Dear Aunt Vadge,
A month ago I lost my virginity. It hurt, but I didn’t worry as it was the first time. For two or three days afterwards it really hurt to pee, then stopped. The second time was better – pleasurable, even, though I didn’t climax – but again I had painful urination for a couple of days.
Yesterday it hurt more, then faded to minor discomfort; again pleasurable, again no climax, and I had a hard time getting wet enough. The painful peeing is back, worst on the first day then fading, with a stinging in my clitoris and lower abdomen afterwards.
Is this because I’m not used to sex yet, or need more time to get wet? Is it normal not to climax yet? And could the painful peeing be a bruise, or something more serious?
Yours sincerely,
Someone
Age 18, Slovakia
Dear Someone,
You’ve actually worked most of this out yourself, so I’ll just confirm it and add the bits that’ll make it stop. The common thread in everything you describe is the same: going in before you’re aroused and wet enough. Penetration without enough lubrication drags on delicate tissue, and the friction lands right where it hurts.

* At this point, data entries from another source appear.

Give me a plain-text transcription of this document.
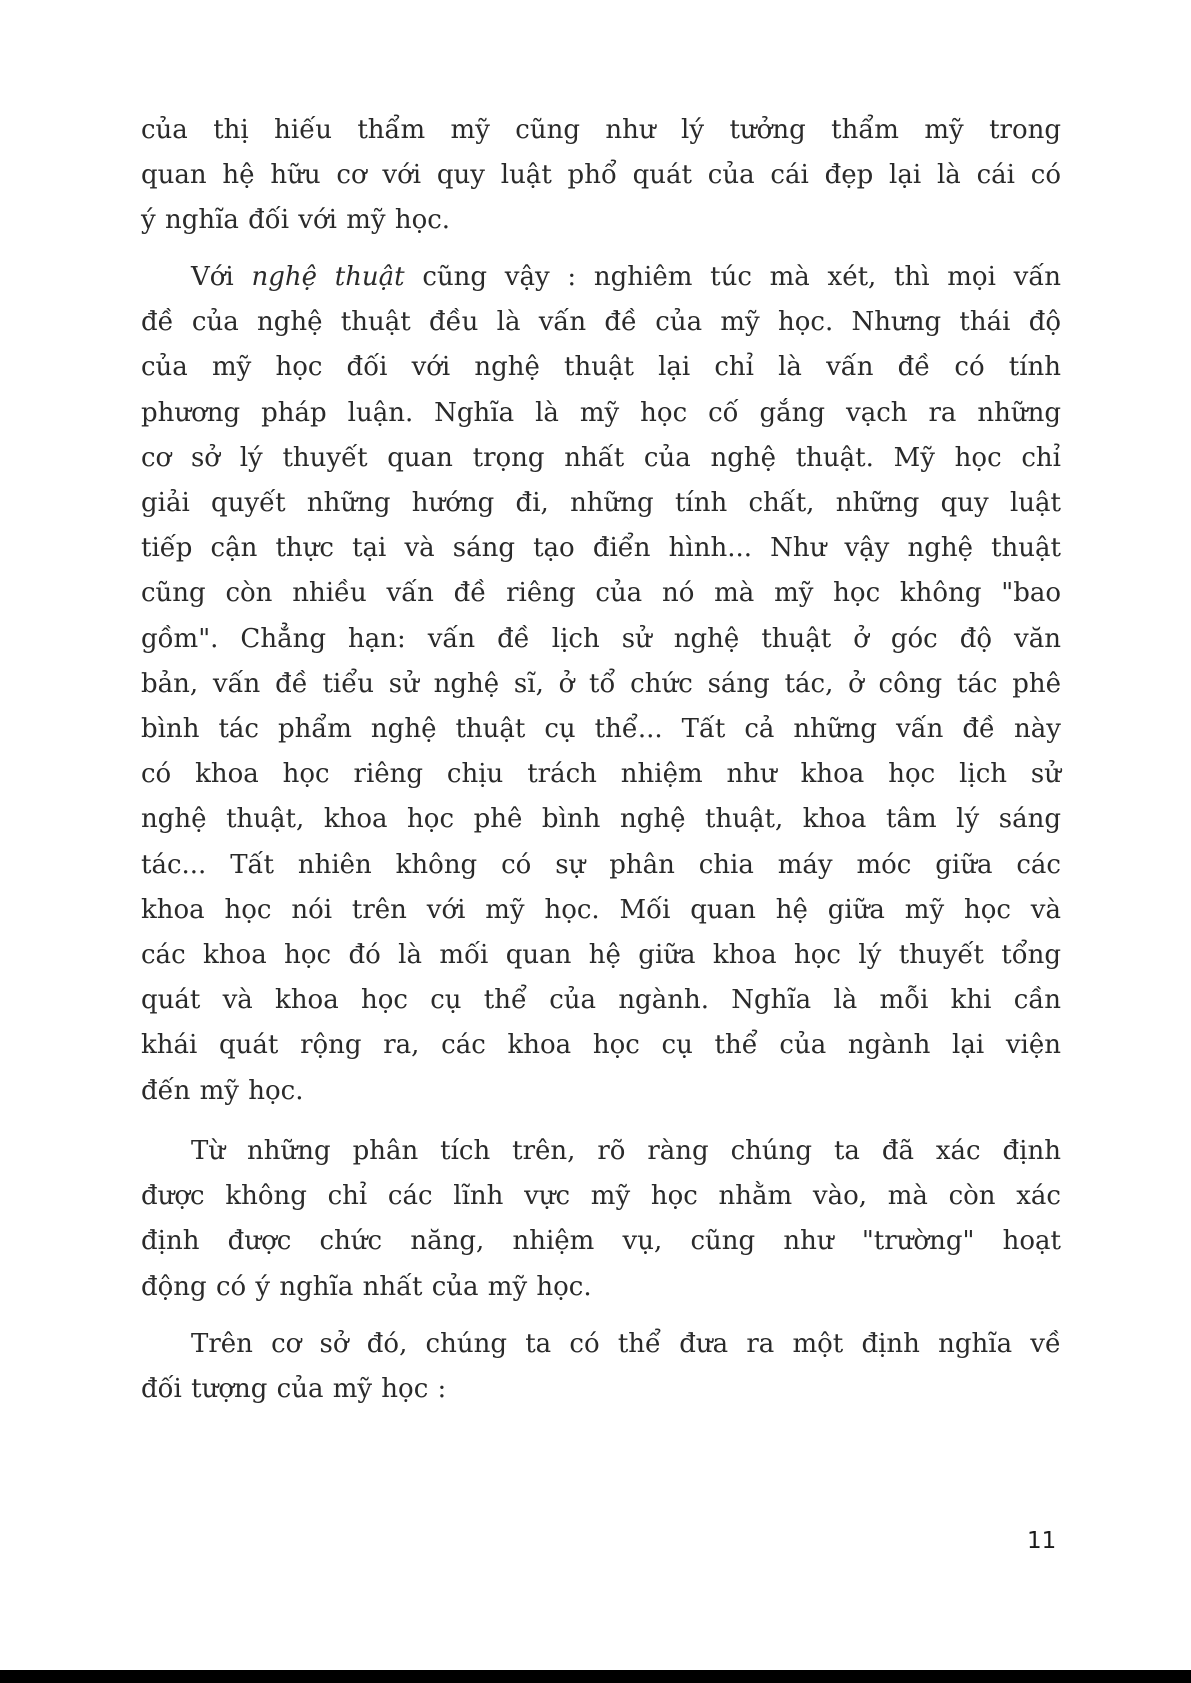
của thị hiếu thẩm mỹ cũng như lý tưởng thẩm mỹ trong
quan hệ hữu cơ với quy luật phổ quát của cái đẹp lại là cái có
ý nghĩa đối với mỹ học.
Với nghệ thuật cũng vậy : nghiêm túc mà xét, thì mọi vấn
đề của nghệ thuật đều là vấn đề của mỹ học. Nhưng thái độ
của mỹ học đối với nghệ thuật lại chỉ là vấn đề có tính
phương pháp luận. Nghĩa là mỹ học cố gắng vạch ra những
cơ sở lý thuyết quan trọng nhất của nghệ thuật. Mỹ học chỉ
giải quyết những hướng đi, những tính chất, những quy luật
tiếp cận thực tại và sáng tạo điển hình... Như vậy nghệ thuật
cũng còn nhiều vấn đề riêng của nó mà mỹ học không "bao
gồm". Chẳng hạn: vấn đề lịch sử nghệ thuật ở góc độ văn
bản, vấn đề tiểu sử nghệ sĩ, ở tổ chức sáng tác, ở công tác phê
bình tác phẩm nghệ thuật cụ thể... Tất cả những vấn đề này
có khoa học riêng chịu trách nhiệm như khoa học lịch sử
nghệ thuật, khoa học phê bình nghệ thuật, khoa tâm lý sáng
tác... Tất nhiên không có sự phân chia máy móc giữa các
khoa học nói trên với mỹ học. Mối quan hệ giữa mỹ học và
các khoa học đó là mối quan hệ giữa khoa học lý thuyết tổng
quát và khoa học cụ thể của ngành. Nghĩa là mỗi khi cần
khái quát rộng ra, các khoa học cụ thể của ngành lại viện
đến mỹ học.
Từ những phân tích trên, rõ ràng chúng ta đã xác định
được không chỉ các lĩnh vực mỹ học nhằm vào, mà còn xác
định được chức năng, nhiệm vụ, cũng như "trường" hoạt
động có ý nghĩa nhất của mỹ học.
Trên cơ sở đó, chúng ta có thể đưa ra một định nghĩa về
đối tượng của mỹ học :
11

Take the painful peeing first.
Your urethra sits right against the front vaginal wall, so dry, friction-y sex irritates the urethra, which is why it stings to wee for a day or two afterwards and then settles – that fits your pattern exactly (mild, brief, tied to each session, fading), and it’s the most likely answer, with the clitoral and lower-abdomen sting just the same irritated area referring its complaint.
The one to watch for is that new sex is also the number-one trigger for UTIs (‘honeymoon cystitis’), because sex nudges bacteria into the urethra; the way to tell them apart is that a UTI usually brings frequency and urgency (a constant need to go, with little coming out) and doesn’t simply fade in a couple of days.

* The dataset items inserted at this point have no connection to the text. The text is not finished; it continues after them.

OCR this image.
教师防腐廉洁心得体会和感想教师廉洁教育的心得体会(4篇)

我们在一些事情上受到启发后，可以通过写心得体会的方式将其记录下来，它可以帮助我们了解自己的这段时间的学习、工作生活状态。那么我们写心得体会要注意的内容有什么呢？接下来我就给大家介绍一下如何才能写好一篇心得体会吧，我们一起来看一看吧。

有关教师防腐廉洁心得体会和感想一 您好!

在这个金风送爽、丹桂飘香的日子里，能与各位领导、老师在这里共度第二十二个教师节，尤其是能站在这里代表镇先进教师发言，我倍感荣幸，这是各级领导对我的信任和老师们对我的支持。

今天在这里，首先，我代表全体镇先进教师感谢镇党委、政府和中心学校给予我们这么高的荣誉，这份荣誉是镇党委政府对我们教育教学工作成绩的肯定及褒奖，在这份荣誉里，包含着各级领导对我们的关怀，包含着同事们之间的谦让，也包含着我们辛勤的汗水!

You say you don’t have that frequency, which is reassuring – but if it changes, or the burning won’t settle, get a test. Either way the fix is the same: wee straight after sex to flush bacteria out, use plenty of lube, and don’t start penetration until you’re properly turned on.
The dryness and not climaxing are completely normal at one month in – this is exactly where you’d expect to be. Arousal, and the wetness that comes with it, takes far longer to build than most people realise, and most women don’t climax from penetration alone, because the clitoris needs direct attention.
So yes, you need more time and more warm-up, and yes, it’s entirely normal not to climax yet. Slow right down, spend ages on the fun non-penetrative stuff, and it’ll transform both the comfort and the pleasure. The golden rule through all of it: if it hurts, even a little, stop – pain is information, not something to push through.
Our guides to giving a woman oral, fingering basics and penis-in-vagina sex are all good reading for you both.
Warmest regards,
Aunt Vadge
This is general information, not a substitute for personalised medical advice.